The Fall - Detail, Detail... and Detail AgainLa grandezza di The Fall non nasce dal mistero, dall’intreccio narrativo, dall’originalità dei personaggi: nasce invece dalla capacità di andare in profondità di quello che già conosciamo, rivelando che, invece, non conosciamo proprio niente. Ambientato in una città, Belfast, espressione di una civiltà in continuo sgretolamento, The Fall ci presenta “l’Ultimo Uomo” (come recita la citazione di Nietzche), talmente risucchiato dalle sue pulsioni, da continuare a vivere la sua normalità senza avere nemmeno più disprezzo per se stesso. E’ una Caduta inesorabile e senza fine dell’Uomo, e ciò che è peggio è che non esiste un fondo. Come conclude Eliot la sua poesia “Gli Uomini Vuoti”:

E’ così il modo in cui finisce il mondo. Non già con uno schianto, bensì con un lamento“.

Voto: 9

 

4 Risposte

  1. Michele Hume scrive:

    Visto il Pilot.
    Davvero notevole, non vedo l’ora di guardare le altre :)

     
  2. MarkMay scrive:

    Beh chi non inizia a guardare questo telefilm dopo aver letto questa recensione deve aver dei problemi… La inizierò quanto prima e complimentoni per la recensione, si vede che questa serie merita particolarmente 😉

     
  3. sara scrive:

    serie vista in poche ore, divorata letteralmente. la Anderson è perfetta all’inverosimile per questo ruolo (a tratti ho faticato per non identificarla in toto con Stella Gibson).

    e la recensione è altrettanto perfetta! ma su un punto non sono d’accordo: “Uno smalto rosso, biancheria intima, ciondoli, ciocche di capelli, manichini e fotografie, diventano tutti feticci per sublimare una fantasia che non si può possedere” – io credo sia esattamente l’opposto: se il marxismo e quel disastro del postmodernismo ci hanno insegnato qualcosa è che la mercificazione dell’uomo ha sostituito i principi di vita e morte. Non esiste più differenza perché abbiamo sostituito il desiderio con la possessione e questa ha necessariamente bisogno di un oggetto per compiersi, ha bisogno di avere un apporto fisico-tattile per avere luogo. L’attenzione millimetrica al dettaglio e all’accumulo del protagonista rinvia significativamente a questo disperato bisogno di ripassare ogni volta i propri oggetti perturbanti così da “creare la sua pornografia” personale. Lui possiede la fantasia che lo caratterizza attraverso gli oggetti che “ruba” ogni volta alle sue vittime.

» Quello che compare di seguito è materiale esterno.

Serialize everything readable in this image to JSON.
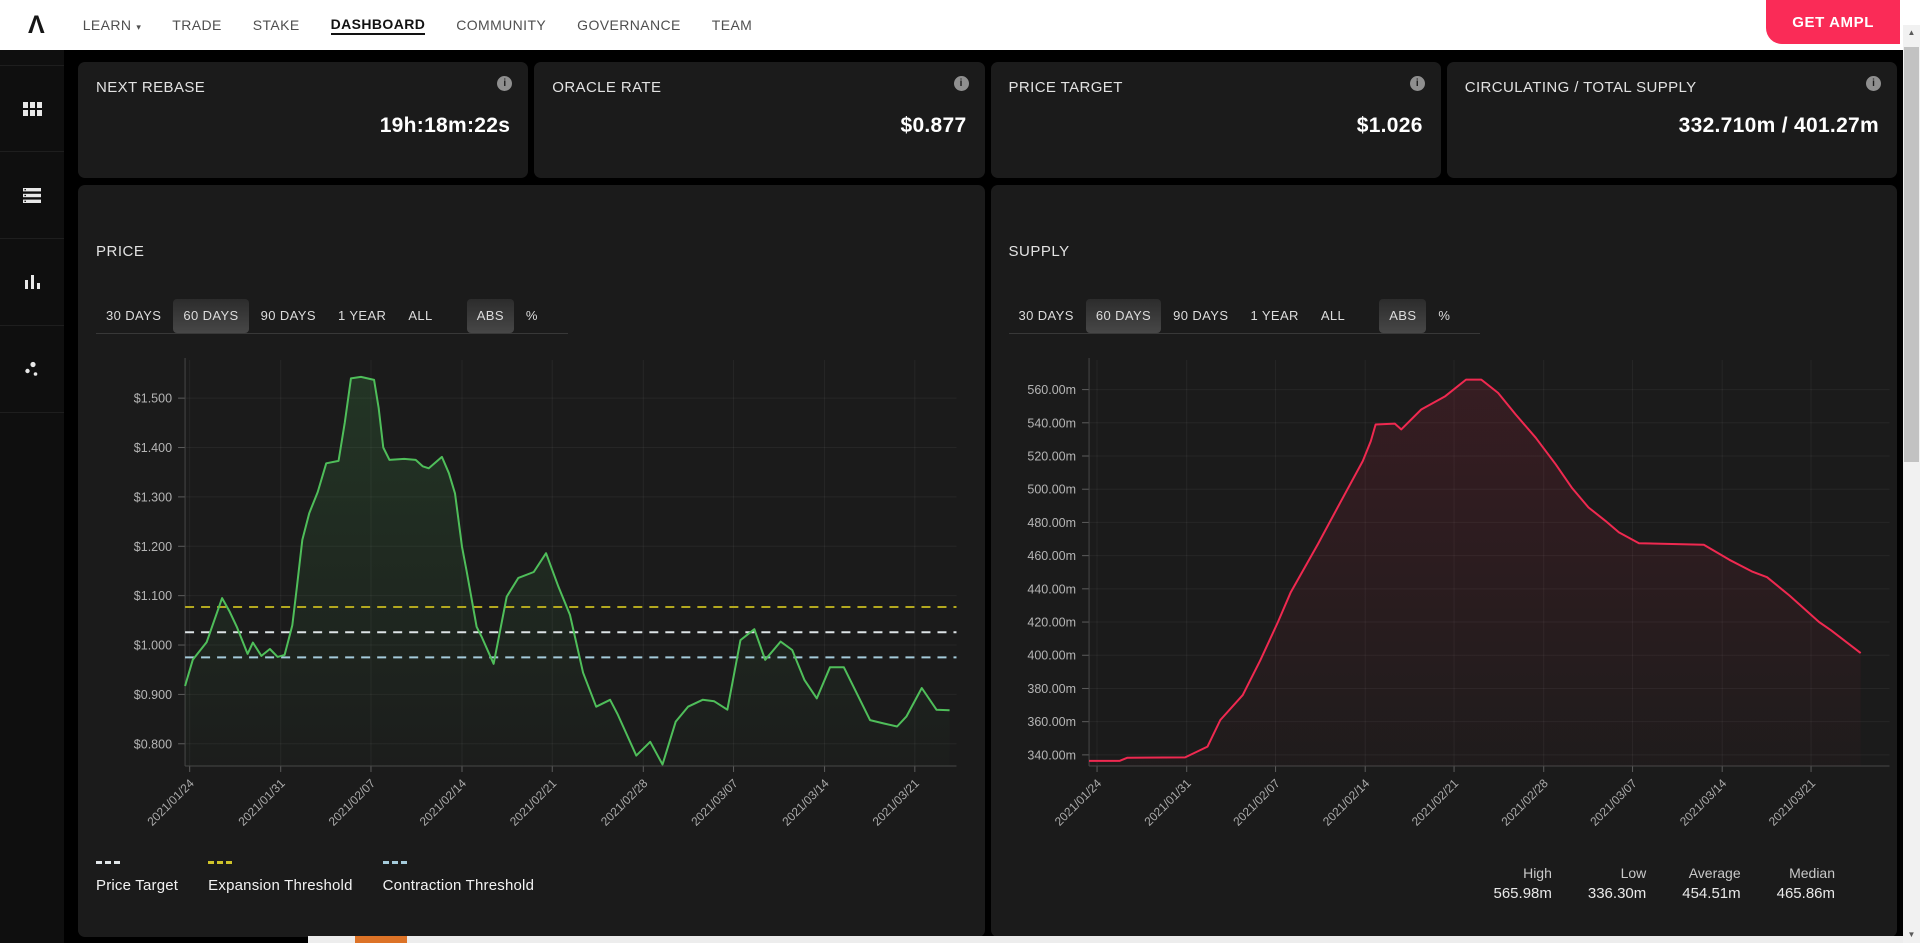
{
  "nav": {
    "logo": "Λ",
    "items": [
      {
        "label": "LEARN",
        "has_dropdown": true,
        "active": false
      },
      {
        "label": "TRADE",
        "has_dropdown": false,
        "active": false
      },
      {
        "label": "STAKE",
        "has_dropdown": false,
        "active": false
      },
      {
        "label": "DASHBOARD",
        "has_dropdown": false,
        "active": true
      },
      {
        "label": "COMMUNITY",
        "has_dropdown": false,
        "active": false
      },
      {
        "label": "GOVERNANCE",
        "has_dropdown": false,
        "active": false
      },
      {
        "label": "TEAM",
        "has_dropdown": false,
        "active": false
      }
    ],
    "cta": "GET AMPL",
    "cta_color": "#fa2b57"
  },
  "glyphs": {
    "dropdown": "▾",
    "info": "i",
    "scroll_up": "▲",
    "scroll_down": "▼"
  },
  "sidebar": {
    "items": [
      "grid-icon",
      "list-icon",
      "bar-chart-icon",
      "scatter-icon"
    ]
  },
  "cards": [
    {
      "title": "NEXT REBASE",
      "value": "19h:18m:22s"
    },
    {
      "title": "ORACLE RATE",
      "value": "$0.877"
    },
    {
      "title": "PRICE TARGET",
      "value": "$1.026"
    },
    {
      "title": "CIRCULATING / TOTAL SUPPLY",
      "value": "332.710m / 401.27m"
    }
  ],
  "range_tabs": [
    "30 DAYS",
    "60 DAYS",
    "90 DAYS",
    "1 YEAR",
    "ALL"
  ],
  "mode_tabs": [
    "ABS",
    "%"
  ],
  "selected_range": "60 DAYS",
  "selected_mode": "ABS",
  "price_panel": {
    "title": "PRICE",
    "legend": [
      {
        "label": "Price Target",
        "color": "#e0e5e8"
      },
      {
        "label": "Expansion Threshold",
        "color": "#cfc32a"
      },
      {
        "label": "Contraction Threshold",
        "color": "#a5cbdb"
      }
    ]
  },
  "supply_panel": {
    "title": "SUPPLY",
    "stats": [
      {
        "label": "High",
        "value": "565.98m"
      },
      {
        "label": "Low",
        "value": "336.30m"
      },
      {
        "label": "Average",
        "value": "454.51m"
      },
      {
        "label": "Median",
        "value": "465.86m"
      }
    ]
  },
  "chart_data": [
    {
      "type": "line",
      "name": "price",
      "title": "PRICE",
      "unit": "USD",
      "color": "#4fbe5a",
      "fill_from": "rgba(77,190,90,0.16)",
      "fill_to": "rgba(77,190,90,0.01)",
      "ylim": [
        0.755,
        1.557
      ],
      "grid": true,
      "yticks": [
        {
          "value": 1.5,
          "label": "$1.500"
        },
        {
          "value": 1.4,
          "label": "$1.400"
        },
        {
          "value": 1.3,
          "label": "$1.300"
        },
        {
          "value": 1.2,
          "label": "$1.200"
        },
        {
          "value": 1.1,
          "label": "$1.100"
        },
        {
          "value": 1.0,
          "label": "$1.000"
        },
        {
          "value": 0.9,
          "label": "$0.900"
        },
        {
          "value": 0.8,
          "label": "$0.800"
        }
      ],
      "x_labels": [
        "2021/01/24",
        "2021/01/31",
        "2021/02/07",
        "2021/02/14",
        "2021/02/21",
        "2021/02/28",
        "2021/03/07",
        "2021/03/14",
        "2021/03/21"
      ],
      "x_positions": [
        0.006,
        0.124,
        0.241,
        0.359,
        0.476,
        0.594,
        0.711,
        0.829,
        0.946
      ],
      "thresholds": [
        {
          "name": "Expansion Threshold",
          "value": 1.077,
          "color": "#b3a81f"
        },
        {
          "name": "Price Target",
          "value": 1.026,
          "color": "#dde3e6"
        },
        {
          "name": "Contraction Threshold",
          "value": 0.975,
          "color": "#a5cbdb"
        }
      ],
      "points": [
        [
          0.0,
          0.917
        ],
        [
          0.01,
          0.97
        ],
        [
          0.028,
          1.006
        ],
        [
          0.048,
          1.095
        ],
        [
          0.058,
          1.067
        ],
        [
          0.067,
          1.037
        ],
        [
          0.081,
          0.982
        ],
        [
          0.088,
          1.005
        ],
        [
          0.099,
          0.978
        ],
        [
          0.11,
          0.992
        ],
        [
          0.12,
          0.976
        ],
        [
          0.129,
          0.98
        ],
        [
          0.139,
          1.04
        ],
        [
          0.145,
          1.118
        ],
        [
          0.152,
          1.213
        ],
        [
          0.161,
          1.267
        ],
        [
          0.172,
          1.31
        ],
        [
          0.183,
          1.368
        ],
        [
          0.199,
          1.373
        ],
        [
          0.207,
          1.45
        ],
        [
          0.215,
          1.54
        ],
        [
          0.228,
          1.543
        ],
        [
          0.245,
          1.537
        ],
        [
          0.251,
          1.48
        ],
        [
          0.257,
          1.4
        ],
        [
          0.265,
          1.375
        ],
        [
          0.284,
          1.377
        ],
        [
          0.299,
          1.375
        ],
        [
          0.308,
          1.362
        ],
        [
          0.316,
          1.358
        ],
        [
          0.333,
          1.381
        ],
        [
          0.342,
          1.348
        ],
        [
          0.35,
          1.307
        ],
        [
          0.359,
          1.199
        ],
        [
          0.365,
          1.15
        ],
        [
          0.378,
          1.037
        ],
        [
          0.385,
          1.015
        ],
        [
          0.4,
          0.962
        ],
        [
          0.417,
          1.098
        ],
        [
          0.432,
          1.136
        ],
        [
          0.452,
          1.148
        ],
        [
          0.468,
          1.186
        ],
        [
          0.484,
          1.118
        ],
        [
          0.499,
          1.061
        ],
        [
          0.516,
          0.944
        ],
        [
          0.533,
          0.875
        ],
        [
          0.551,
          0.889
        ],
        [
          0.561,
          0.859
        ],
        [
          0.585,
          0.776
        ],
        [
          0.603,
          0.804
        ],
        [
          0.619,
          0.758
        ],
        [
          0.636,
          0.845
        ],
        [
          0.652,
          0.875
        ],
        [
          0.671,
          0.889
        ],
        [
          0.686,
          0.886
        ],
        [
          0.703,
          0.869
        ],
        [
          0.72,
          1.01
        ],
        [
          0.738,
          1.032
        ],
        [
          0.752,
          0.97
        ],
        [
          0.772,
          1.007
        ],
        [
          0.787,
          0.99
        ],
        [
          0.803,
          0.929
        ],
        [
          0.819,
          0.892
        ],
        [
          0.836,
          0.955
        ],
        [
          0.854,
          0.955
        ],
        [
          0.888,
          0.848
        ],
        [
          0.906,
          0.841
        ],
        [
          0.923,
          0.835
        ],
        [
          0.935,
          0.855
        ],
        [
          0.955,
          0.913
        ],
        [
          0.974,
          0.869
        ],
        [
          0.991,
          0.868
        ]
      ]
    },
    {
      "type": "line",
      "name": "supply",
      "title": "SUPPLY",
      "unit": "AMPL (millions)",
      "color": "#ef2950",
      "fill_from": "rgba(239,41,80,0.13)",
      "fill_to": "rgba(239,41,80,0.02)",
      "ylim": [
        333.3,
        571.8
      ],
      "grid": true,
      "yticks": [
        {
          "value": 560,
          "label": "560.00m"
        },
        {
          "value": 540,
          "label": "540.00m"
        },
        {
          "value": 520,
          "label": "520.00m"
        },
        {
          "value": 500,
          "label": "500.00m"
        },
        {
          "value": 480,
          "label": "480.00m"
        },
        {
          "value": 460,
          "label": "460.00m"
        },
        {
          "value": 440,
          "label": "440.00m"
        },
        {
          "value": 420,
          "label": "420.00m"
        },
        {
          "value": 400,
          "label": "400.00m"
        },
        {
          "value": 380,
          "label": "380.00m"
        },
        {
          "value": 360,
          "label": "360.00m"
        },
        {
          "value": 340,
          "label": "340.00m"
        }
      ],
      "x_labels": [
        "2021/01/24",
        "2021/01/31",
        "2021/02/07",
        "2021/02/14",
        "2021/02/21",
        "2021/02/28",
        "2021/03/07",
        "2021/03/14",
        "2021/03/21"
      ],
      "x_positions": [
        0.01,
        0.122,
        0.233,
        0.345,
        0.456,
        0.568,
        0.679,
        0.791,
        0.902
      ],
      "thresholds": [],
      "points": [
        [
          0.0,
          336.4
        ],
        [
          0.038,
          336.4
        ],
        [
          0.048,
          338.3
        ],
        [
          0.12,
          338.5
        ],
        [
          0.148,
          345
        ],
        [
          0.164,
          361
        ],
        [
          0.192,
          376
        ],
        [
          0.214,
          397
        ],
        [
          0.236,
          420
        ],
        [
          0.252,
          438
        ],
        [
          0.286,
          467
        ],
        [
          0.315,
          493
        ],
        [
          0.342,
          517
        ],
        [
          0.352,
          529
        ],
        [
          0.358,
          539
        ],
        [
          0.382,
          539.5
        ],
        [
          0.39,
          536
        ],
        [
          0.415,
          548
        ],
        [
          0.445,
          556
        ],
        [
          0.471,
          566
        ],
        [
          0.49,
          566
        ],
        [
          0.511,
          558
        ],
        [
          0.533,
          545
        ],
        [
          0.558,
          531
        ],
        [
          0.583,
          515
        ],
        [
          0.603,
          501
        ],
        [
          0.624,
          489
        ],
        [
          0.645,
          481
        ],
        [
          0.662,
          474
        ],
        [
          0.687,
          467.5
        ],
        [
          0.768,
          466.5
        ],
        [
          0.8,
          457.5
        ],
        [
          0.828,
          450.5
        ],
        [
          0.847,
          447
        ],
        [
          0.875,
          436
        ],
        [
          0.912,
          420
        ],
        [
          0.927,
          415
        ],
        [
          0.964,
          401.3
        ]
      ],
      "summary": {
        "high": "565.98m",
        "low": "336.30m",
        "average": "454.51m",
        "median": "465.86m"
      }
    }
  ]
}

    vabè, a parte questo attacco di teoria e critica, ancora complimenti per un’analisi davvero puntuale per un prodotto così bello e (come tutte le cose belle) complesso.

     
  4. Macz scrive:

    La prima stagione si può guardare con piacere anche se non è un capolavoro … la seconda stagione è una ciofeca un vero insulto all’inteligenza … cose ovvie che qualunque detective farebbe e che il protagonista non fa … cose che non stanno in piedi ….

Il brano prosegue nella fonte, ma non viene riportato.